"I can't help but detect a degree of contempt here, in describing the "case worker" as "nothing other than an ex-alcoholic." Great: that means that anyone who's gone through AA is "nothing other than an ex-alcoholic." The struggle with one's impulses, the work involved with establishing new social patterns, the periods of self-loathing when one faces one's inability to control oneself in certain behaviors, and _then_ trying to help others through the same struggle... all that amounts to being "nothing other than an ex-alcoholic." Great choice of words, Joanne."
My name is Joanna. I meant to inject no note of contempt and I almost appended a parenthetical note to say that,then I didn't.
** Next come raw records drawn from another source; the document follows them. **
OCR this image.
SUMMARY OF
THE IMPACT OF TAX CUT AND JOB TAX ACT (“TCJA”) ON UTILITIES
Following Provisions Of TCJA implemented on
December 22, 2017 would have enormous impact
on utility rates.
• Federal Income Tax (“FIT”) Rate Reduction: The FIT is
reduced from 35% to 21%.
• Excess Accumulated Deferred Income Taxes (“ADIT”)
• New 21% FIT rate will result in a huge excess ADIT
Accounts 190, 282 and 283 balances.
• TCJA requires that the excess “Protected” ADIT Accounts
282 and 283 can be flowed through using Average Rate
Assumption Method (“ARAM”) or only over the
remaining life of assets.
My sense was that the only "authority" a case worker in AA has is a shared experience with new members and the case worker's successful struggle with alcoholism.
I was very precise about being clueless as to whether my roommates were "using." It's true that if they had started stealing stuff to feed the habit, I would have noticed; but one of them was working and making good money while they lived with me, so they could have used without any obvious material effect.
So far, in the "war on drugs" I have seen a lot of war and little or no treatment. The surveillance programs you describe seem like the thin end of the wedge to me for justifying an unacceptable level of government interference in a person's life and liberty. So far as I am concerned the problem is not drugs. The problem is a world where the only way people can feel good is by intoxicating themselves.